Today do we not personify non human things? Have you ever patted the dashboard of the car when it starts? hahahaa I bet you can think of a million other examples.
It's a good thing we're reading so many different translations, because different ones emphasize, or keep in, or leave out different things. I think it's a stunning touch that Ovid's work on transformations is itself a transformation, and that's left out of Kline, and more or less clear in the other ones.
Wonderful point, PatH! And it might be transforming us, too. Karen says she already is experiencing chaos! hahah Loved that.
Right off the bat as the saying goes it hit me that the author and Ovid's known world thought, order was preferable to chaos
What do we know of Ovid's background which would suggest why?
. Right versus wrong, all based on if something smacks of order or of chaos and our lack of understanding chaos as a positive force and its role. Amazing...
It is, and so is this discussion.
Yes, it was Eratosthenes of Cyrene that did an experiment. He was a scientist in Alexandria at the time. He measured the length of the shadow cast by a vertical stick during the solstice at noon, so he could figure out what angle the Sun made with the vertical direction at Alexandria.
Thank you Collierose and Chase. I know absolutely nothing of these things and am astounded!
" Either the creator god, source of a better world, seeded it from the divine, or the newborn earth just drawn from the highest heavens still contained fragments related to the skies, so that Prometheus, blending them with streams of rain, moulded them into an image of the all-controlling gods"
What does this say? Who created man, Prometheus or the Creator? And what or who is Prometheus?
Then the god who had sorted out this cosmic heap, whoever it was...." (lines 32,33) Polytheism, monotheism, Greek and Roman philosophers, mathematicians, astronomers...Ovid was exposed to it all
Super point!
It seems that in the entire Chaos Theory patterns will emerge in everything if given enough time and numbers. Everything from insect populations, physical features on maps, heart rhythms, to the numbers of scales on pineapples. It seems to be endless.
Do you think that Ovid is espousing Chaos Theory from what you have read so far? Remember there ARE no "right" answers, just what you think.
Cosmogony is theoretical model that is concerned with how something (can apply to other things besides the universe) comes into existence, the source of something's origins. This is a term I had not before run across. It is not to be confused with cosmology (the study of the state of the universe now).
Me either, Frybabe. I've already learned a lot. It's a good day when you can learn something new. Oh, and we've got your Hand of God in the heading! Thanks for suggesting it!
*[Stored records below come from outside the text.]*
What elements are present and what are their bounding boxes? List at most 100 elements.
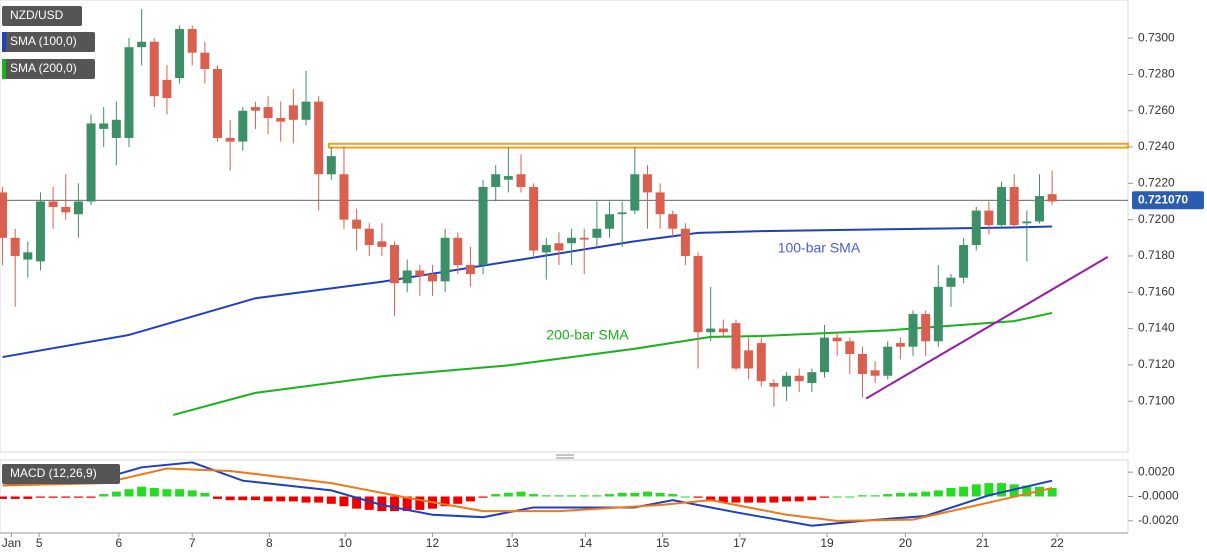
x-tick-label: 21 (976, 536, 990, 550)
legend-box (2, 464, 120, 484)
legend-label: MACD (12,26,9) (10, 466, 97, 480)
candle-body (276, 117, 286, 122)
candle-body (642, 174, 652, 193)
candle-body (149, 41, 159, 97)
y-tick-label: 0.7260 (1138, 103, 1175, 117)
histogram-bar (491, 494, 501, 497)
y-tick-label: 0.0020 (1138, 464, 1175, 478)
candle-body (857, 353, 867, 374)
histogram-bar (73, 496, 83, 498)
x-tick-label: 19 (820, 536, 834, 550)
candle-body (213, 68, 223, 138)
candle-body (832, 337, 842, 342)
histogram-bar (503, 492, 513, 497)
candle-body (415, 270, 425, 276)
histogram-bar (111, 491, 121, 497)
candle-body (200, 52, 210, 69)
y-tick-label: -0.0020 (1138, 513, 1179, 527)
histogram-bar (339, 496, 349, 507)
histogram-bar (61, 496, 71, 498)
x-tick-label: Jan (2, 536, 21, 550)
histogram-bar (187, 490, 197, 497)
candle-body (946, 277, 956, 287)
sma-line (172, 311, 1053, 416)
candle-body (744, 350, 754, 369)
candle-body (263, 107, 273, 118)
histogram-bar (706, 496, 716, 502)
candle-body (491, 174, 501, 187)
histogram-bar (680, 496, 690, 498)
candle-body (820, 337, 830, 373)
candle-body (782, 375, 792, 387)
y-tick-label: 0.7160 (1138, 284, 1175, 298)
histogram-bar (668, 494, 678, 497)
histogram-bar (1022, 485, 1032, 497)
histogram-bar (769, 496, 779, 503)
histogram-bar (225, 496, 235, 501)
histogram-bar (377, 496, 387, 512)
histogram-bar (642, 491, 652, 497)
histogram-bar (238, 496, 248, 501)
last-price-label: 0.721070 (1138, 192, 1188, 206)
candle-body (162, 79, 172, 99)
legend-label: NZD/USD (10, 8, 64, 22)
legend-box (2, 32, 95, 52)
histogram-bar (364, 496, 374, 510)
candle-body (870, 370, 880, 376)
support-line (865, 255, 1109, 400)
histogram-bar (175, 489, 185, 497)
y-tick-label: -0.0000 (1138, 489, 1179, 503)
histogram-bar (276, 496, 286, 502)
candle-body (630, 174, 640, 211)
histogram-bar (478, 496, 488, 498)
x-tick-label: 17 (733, 536, 747, 550)
histogram-bar (883, 494, 893, 497)
candle-body (984, 210, 994, 226)
candle-body (339, 174, 349, 220)
candle-body (567, 237, 577, 244)
candle-body (718, 328, 728, 333)
candle-body (23, 252, 33, 260)
candle-body (238, 110, 248, 142)
legend-box (2, 6, 82, 26)
histogram-bar (820, 496, 830, 498)
candle-body (453, 237, 463, 266)
histogram-bar (959, 486, 969, 497)
candle-body (769, 383, 779, 387)
x-tick-label: 20 (899, 536, 913, 550)
x-tick-label: 7 (189, 536, 196, 550)
histogram-bar (756, 496, 766, 503)
histogram-bar (162, 489, 172, 497)
histogram-bar (997, 483, 1007, 497)
histogram-bar (250, 496, 260, 501)
candle-body (541, 245, 551, 253)
histogram-bar (933, 490, 943, 497)
candle-body (111, 119, 121, 138)
legend-swatch (2, 32, 6, 52)
histogram-bar (200, 492, 210, 497)
histogram-bar (213, 496, 223, 499)
candle-body (288, 105, 298, 120)
candle-body (680, 228, 690, 256)
histogram-bar (605, 494, 615, 497)
y-tick-label: 0.7100 (1138, 393, 1175, 407)
histogram-bar (86, 496, 96, 498)
histogram-bar (567, 495, 577, 497)
histogram-bar (832, 496, 842, 498)
histogram-bar (794, 496, 804, 502)
legend-label: SMA (100,0) (10, 34, 77, 48)
x-tick-label: 5 (36, 536, 43, 550)
histogram-bar (870, 495, 880, 497)
histogram-bar (718, 496, 728, 503)
y-tick-label: 0.7180 (1138, 248, 1175, 262)
histogram-bar (124, 489, 134, 497)
histogram-bar (655, 492, 665, 497)
candle-body (427, 274, 437, 282)
histogram-bar (326, 496, 336, 504)
histogram-bar (782, 496, 792, 502)
histogram-bar (807, 496, 817, 501)
candle-body (465, 265, 475, 275)
candle-body (1047, 194, 1057, 202)
y-tick-label: 0.7240 (1138, 139, 1175, 153)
Halcyon, It could go on and on...like looking at an image of a person holding on to the same image you are looking at. Gee that's good. Does that pertain to Ovid's creation story here, too?
Fascinating. Isn't it? What surprises you all the most so far?
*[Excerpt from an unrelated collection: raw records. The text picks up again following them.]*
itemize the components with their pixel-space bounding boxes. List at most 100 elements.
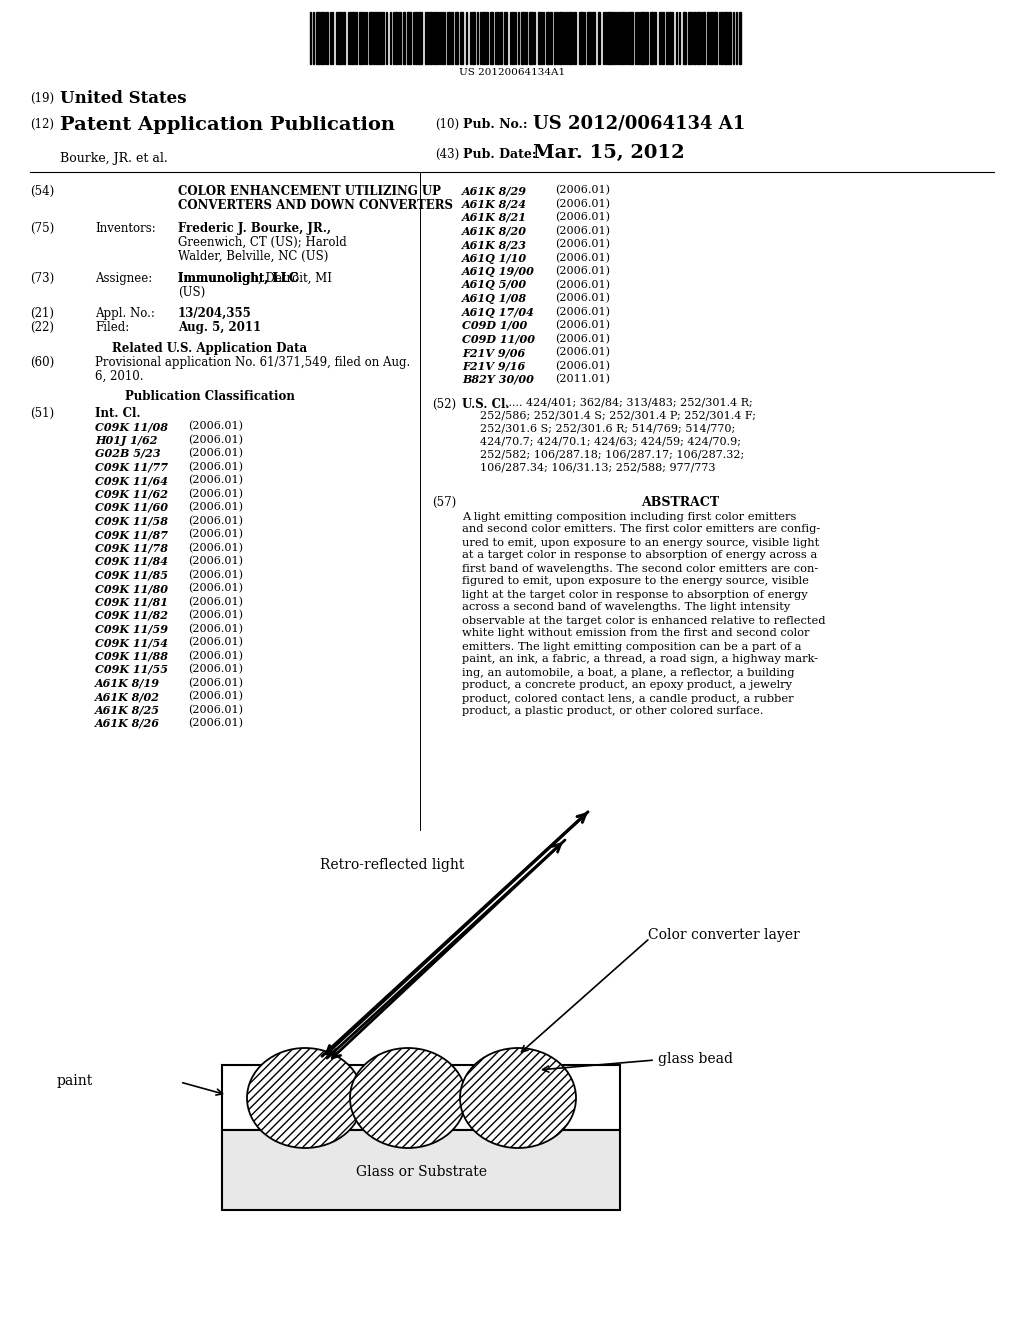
Text: first band of wavelengths. The second color emitters are con-: first band of wavelengths. The second co… <box>462 564 818 573</box>
Bar <box>343 12 345 63</box>
Bar <box>641 12 645 63</box>
Text: Bourke, JR. et al.: Bourke, JR. et al. <box>60 152 168 165</box>
Bar <box>482 12 485 63</box>
Text: ured to emit, upon exposure to an energy source, visible light: ured to emit, upon exposure to an energy… <box>462 537 819 548</box>
Bar <box>338 12 342 63</box>
Text: Mar. 15, 2012: Mar. 15, 2012 <box>534 144 685 162</box>
Text: A61Q 19/00: A61Q 19/00 <box>462 267 535 277</box>
Text: (2006.01): (2006.01) <box>188 583 243 593</box>
Text: U.S. Cl.: U.S. Cl. <box>462 397 510 411</box>
Text: Aug. 5, 2011: Aug. 5, 2011 <box>178 321 261 334</box>
Text: 13/204,355: 13/204,355 <box>178 308 252 319</box>
Text: A61Q 17/04: A61Q 17/04 <box>462 306 535 318</box>
Bar <box>707 12 709 63</box>
Text: C09K 11/55: C09K 11/55 <box>95 664 168 675</box>
Bar <box>598 12 600 63</box>
Text: (2006.01): (2006.01) <box>188 638 243 647</box>
Text: Pub. No.:: Pub. No.: <box>463 117 527 131</box>
Bar <box>529 12 534 63</box>
Bar <box>350 12 354 63</box>
Text: (2006.01): (2006.01) <box>188 623 243 634</box>
Bar <box>650 12 653 63</box>
Text: (54): (54) <box>30 185 54 198</box>
Bar <box>373 12 375 63</box>
Bar <box>500 12 502 63</box>
Text: A61K 8/02: A61K 8/02 <box>95 690 160 702</box>
Text: (2006.01): (2006.01) <box>188 597 243 607</box>
Bar <box>669 12 673 63</box>
Text: C09K 11/54: C09K 11/54 <box>95 638 168 648</box>
Bar <box>407 12 411 63</box>
Bar <box>728 12 731 63</box>
Text: A61K 8/23: A61K 8/23 <box>462 239 527 249</box>
Text: ABSTRACT: ABSTRACT <box>641 495 719 508</box>
Bar <box>646 12 648 63</box>
Text: C09K 11/78: C09K 11/78 <box>95 543 168 553</box>
Text: C09K 11/85: C09K 11/85 <box>95 569 168 581</box>
Ellipse shape <box>460 1048 575 1148</box>
Bar <box>521 12 524 63</box>
Bar <box>451 12 453 63</box>
Bar <box>739 12 741 63</box>
Text: C09K 11/88: C09K 11/88 <box>95 651 168 661</box>
Text: (2006.01): (2006.01) <box>188 421 243 432</box>
Text: and second color emitters. The first color emitters are config-: and second color emitters. The first col… <box>462 524 820 535</box>
Text: (2006.01): (2006.01) <box>188 610 243 620</box>
Text: C09K 11/87: C09K 11/87 <box>95 529 168 540</box>
Text: (43): (43) <box>435 148 459 161</box>
Bar <box>222 1130 620 1210</box>
Bar <box>395 12 397 63</box>
Bar <box>607 12 611 63</box>
Text: observable at the target color is enhanced relative to reflected: observable at the target color is enhanc… <box>462 615 825 626</box>
Bar <box>326 12 328 63</box>
Text: (2006.01): (2006.01) <box>188 447 243 458</box>
Bar <box>710 12 713 63</box>
Bar <box>460 12 463 63</box>
Bar <box>425 12 428 63</box>
Text: C09K 11/59: C09K 11/59 <box>95 623 168 635</box>
Text: , Detroit, MI: , Detroit, MI <box>258 272 332 285</box>
Text: product, a concrete product, an epoxy product, a jewelry: product, a concrete product, an epoxy pr… <box>462 681 792 690</box>
Text: (2006.01): (2006.01) <box>188 462 243 471</box>
Text: Immunolight, LLC: Immunolight, LLC <box>178 272 298 285</box>
Bar <box>382 12 384 63</box>
Text: (2006.01): (2006.01) <box>555 280 610 290</box>
Bar <box>662 12 664 63</box>
Bar <box>622 12 624 63</box>
Text: CONVERTERS AND DOWN CONVERTERS: CONVERTERS AND DOWN CONVERTERS <box>178 199 453 213</box>
Text: A61K 8/19: A61K 8/19 <box>95 677 160 689</box>
Text: 252/301.6 S; 252/301.6 R; 514/769; 514/770;: 252/301.6 S; 252/301.6 R; 514/769; 514/7… <box>480 424 735 433</box>
Text: A61K 8/20: A61K 8/20 <box>462 226 527 236</box>
Text: F21V 9/16: F21V 9/16 <box>462 360 525 371</box>
Text: (US): (US) <box>178 286 205 300</box>
Text: (51): (51) <box>30 407 54 420</box>
Text: (2006.01): (2006.01) <box>555 185 610 195</box>
Text: white light without emission from the first and second color: white light without emission from the fi… <box>462 628 810 639</box>
Text: Walder, Belville, NC (US): Walder, Belville, NC (US) <box>178 249 329 263</box>
Text: US 20120064134A1: US 20120064134A1 <box>459 69 565 77</box>
Bar <box>550 12 552 63</box>
Text: C09K 11/62: C09K 11/62 <box>95 488 168 499</box>
Text: light at the target color in response to absorption of energy: light at the target color in response to… <box>462 590 808 599</box>
Bar <box>688 12 691 63</box>
Text: Related U.S. Application Data: Related U.S. Application Data <box>113 342 307 355</box>
Text: A61Q 5/00: A61Q 5/00 <box>462 280 527 290</box>
Text: (2006.01): (2006.01) <box>555 334 610 343</box>
Bar <box>429 12 432 63</box>
Bar <box>694 12 696 63</box>
Text: C09K 11/58: C09K 11/58 <box>95 516 168 527</box>
Text: C09K 11/77: C09K 11/77 <box>95 462 168 473</box>
Text: C09K 11/08: C09K 11/08 <box>95 421 168 432</box>
Bar <box>490 12 493 63</box>
Bar <box>316 12 319 63</box>
Text: glass bead: glass bead <box>658 1052 733 1067</box>
Text: product, colored contact lens, a candle product, a rubber: product, colored contact lens, a candle … <box>462 693 794 704</box>
Text: 252/586; 252/301.4 S; 252/301.4 P; 252/301.4 F;: 252/586; 252/301.4 S; 252/301.4 P; 252/3… <box>480 411 756 421</box>
Text: (2006.01): (2006.01) <box>555 213 610 222</box>
Bar <box>415 12 417 63</box>
Bar <box>574 12 575 63</box>
Text: F21V 9/06: F21V 9/06 <box>462 347 525 358</box>
Text: Immunolight, LLC: Immunolight, LLC <box>178 272 298 285</box>
Bar <box>629 12 633 63</box>
Bar <box>222 1065 620 1130</box>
Joan K, thank you for quoting that. I thought the same thing as Halcyon: who created them? I wonder if the gods are created first what that means to the society they rule? Will they, in that culture, take a leading role? I truly had no idea there were so MANY different creation stories.
So here we are at the end of the first day, what about the poem surprised YOU the most so far? OR, if nothing surprised you, what's your opinion of what you've read so far? Did any particular line or description strike you?